Volatile energy prices are set to continue with spiralling oil prices and the Japan disaster fuelling uncertainty, npower has warned.
Magali Hodgson, npower optimisation desk manager said: "With oil prices reaching a 32-month high on 8 April, the energy market remains volatile. The news that Japanese authorities have raised the severity rating of their nuclear crisis to the maximum level will certainly add to this volatility."
The comments came in response to latest data from npower's optimization desk- which assesses analyses energy prices for by businesses buying energy on flexible contracts.
The UK market had reacted "bullishly" to the announcement of a minimum carbon pricing scheme in last month's budget, Hodgson added.

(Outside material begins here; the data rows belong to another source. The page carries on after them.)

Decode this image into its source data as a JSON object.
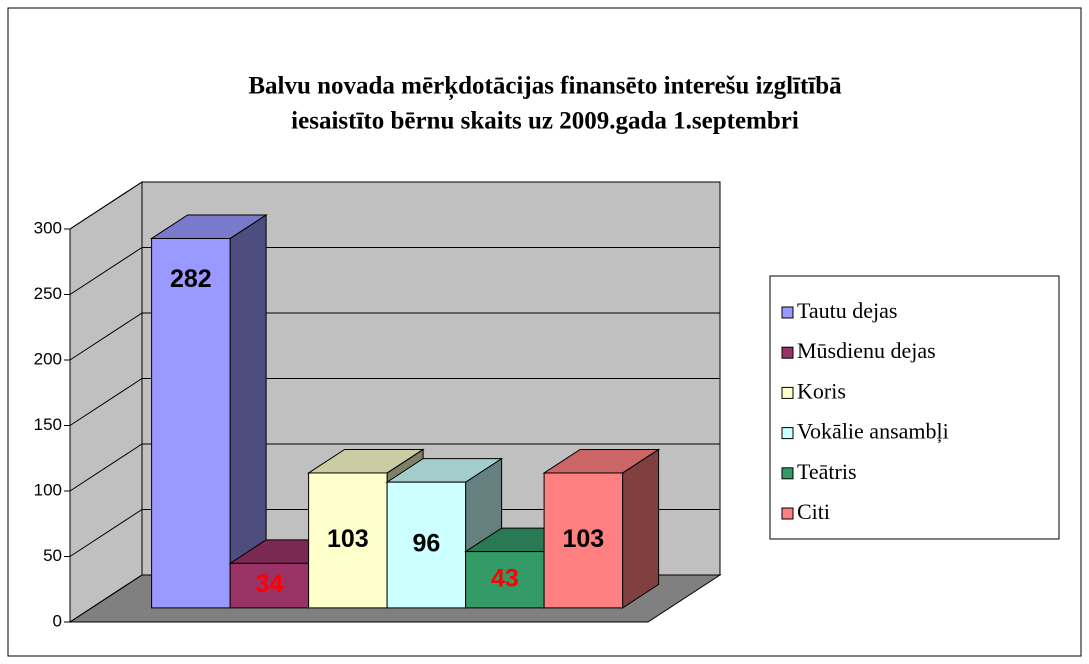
{
  "chart_data": {
    "type": "bar3d",
    "title": "Balvu novada mērķdotācijas finansēto interešu izglītībā",
    "subtitle": "iesaistīto bērnu skaits uz 2009.gada 1.septembri",
    "series": [
      {
        "name": "Tautu dejas",
        "color": "#9999ff",
        "label_color": "#000000",
        "values": [
          282
        ]
      },
      {
        "name": "Mūsdienu dejas",
        "color": "#993366",
        "label_color": "#ff0000",
        "values": [
          34
        ]
      },
      {
        "name": "Koris",
        "color": "#ffffcc",
        "label_color": "#000000",
        "values": [
          103
        ]
      },
      {
        "name": "Vokālie ansambļi",
        "color": "#ccffff",
        "label_color": "#000000",
        "values": [
          96
        ]
      },
      {
        "name": "Teātris",
        "color": "#339966",
        "label_color": "#ff0000",
        "values": [
          43
        ]
      },
      {
        "name": "Citi",
        "color": "#ff8080",
        "label_color": "#000000",
        "values": [
          103
        ]
      }
    ],
    "ylim": [
      0,
      300
    ],
    "yticks": [
      0,
      50,
      100,
      150,
      200,
      250,
      300
    ],
    "grid": true,
    "legend": "right"
  }
}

Figures also showed a 40% rise in coal generation which could see bills increase, Hodgson noted.
She said: "This increase in coal generation at a time when gas should be the chosen fuel will have an effect on European coal stocks, which could result in higher import requirements and prices."
Overall, the energy market was in mixed mood, Hodgson stressed. All parties were keeping a watchful eye on unrest in the Middle East and Japan, she concluded.
"The outlook for the next couple of weeks is flat to bullish, with the market still assessing the full impact of issues such as the turmoil in the Middle East, the Japanese disaster, nuclear generation and the Carbon Floor Price announcement."